Resonance explores the ongoing conversation between body and soul—using photography as the medium through which that dialogue is shaped. Each image begins with an emotional undertone—love, pain, lust, chaos, fervour—and from there, movement is orchestrated. These emotions do not serve simply as themes, but as tools to guide gesture, to influence pace, and to shape the eventual form of the image. In this sense, emotion becomes a thread back to the soul—subtle, often obscured, but always present.
The earliest images were solitary and instinctive—self-portraits made while shadowboxing. They were instinctive. At the time, there was no desire to perform, only a need to understand. When words failed, the image became a container for something difficult to articulate. The act of making was less about producing a photograph and more about visualising emotion in real time—as if to trace what could not be spoken. Photography offered a space not to document reality, but to make sense of it—especially when reality felt like it was dissolving from within. As the process evolved, the focus shifted from personal catharsis to a broader exploration. The photographs now hold dualities: movement and stillness, control and chaos, the seen and the suggested. At their core lies a question that photography has always wrestled with—its claim to truth. The body, fixed in space and time, grounds the work in the real. The soul, by contrast, is inferred through abstraction—through motion blur, light spill, chemical drift. The relationship between the two becomes a metaphor for photography itself: the desire to capture reality and the inevitable presence of the human hand, which transforms it into something else. Each image begins with a reference—Rodin’s The Kiss, a detail from a painting, a fleeting posture observed in passing. From this origin point, movement is imagined, not in a linear sense but through intuition.The frame is built through disruption—timing, choreography, and experimentation with flash, shutter, and light. There is only so much that can be controlled. Often, it feels as though the work arrives of its own accord.
What follows is a slow unearthing. Processing the film, scanning the negative, and working through post-production becomes an act of subtraction. As Hido (2014) suggests, editing is a form of painting—where the emotional content of an image is uncovered rather than imposed. The final image is never a replica of its beginning; it is a forged object, shaped by method and chance. Emotion, while present from the beginning, continues to unfold throughout the making. At times it surges through the composition; at others it lingers in the quieter spaces between limbs, blurs, and textures. It is not worn on the surface but embedded in the image’s structure—woven through process, fracture, rhythm. The soul is not depicted; it is implied, arriving not through clarity but through resonance.

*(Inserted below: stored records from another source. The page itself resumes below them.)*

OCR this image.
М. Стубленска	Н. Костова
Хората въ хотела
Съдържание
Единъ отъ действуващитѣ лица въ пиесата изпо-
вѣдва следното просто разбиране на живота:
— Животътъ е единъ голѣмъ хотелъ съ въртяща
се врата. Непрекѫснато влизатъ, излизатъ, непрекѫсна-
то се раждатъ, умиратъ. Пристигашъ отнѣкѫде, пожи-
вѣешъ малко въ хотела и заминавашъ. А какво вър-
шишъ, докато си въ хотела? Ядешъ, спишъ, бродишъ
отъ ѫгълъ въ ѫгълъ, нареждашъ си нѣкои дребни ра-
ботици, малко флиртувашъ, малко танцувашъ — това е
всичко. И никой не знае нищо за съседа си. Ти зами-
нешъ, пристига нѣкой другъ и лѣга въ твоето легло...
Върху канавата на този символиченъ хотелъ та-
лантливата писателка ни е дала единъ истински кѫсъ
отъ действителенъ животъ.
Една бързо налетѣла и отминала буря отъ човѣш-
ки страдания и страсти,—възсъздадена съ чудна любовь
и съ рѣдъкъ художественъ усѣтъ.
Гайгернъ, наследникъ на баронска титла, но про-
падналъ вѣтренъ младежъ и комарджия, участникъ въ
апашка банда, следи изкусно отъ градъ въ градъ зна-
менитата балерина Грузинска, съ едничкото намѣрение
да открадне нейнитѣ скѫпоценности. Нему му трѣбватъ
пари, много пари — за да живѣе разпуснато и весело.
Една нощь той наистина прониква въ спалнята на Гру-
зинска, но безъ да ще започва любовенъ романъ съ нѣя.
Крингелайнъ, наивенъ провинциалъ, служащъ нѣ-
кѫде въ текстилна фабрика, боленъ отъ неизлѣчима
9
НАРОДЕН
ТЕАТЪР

The work is open by design. Referencing the ambiguity of Rorschach charts, each image invites interpretation. What the viewer brings to it—the symbols they find, the emotions they project—becomes part of the piece. The intention is not to tell, but to ask. Resonance moves across three intersecting layers. First, the relationship between body and soul, mirrored through photography’s own duality—truth and transformation. Second, the emotional substance of the work, drawn from lived experience and felt into form. And third, the perceptual space where meaning is not fixed, but formed through looking.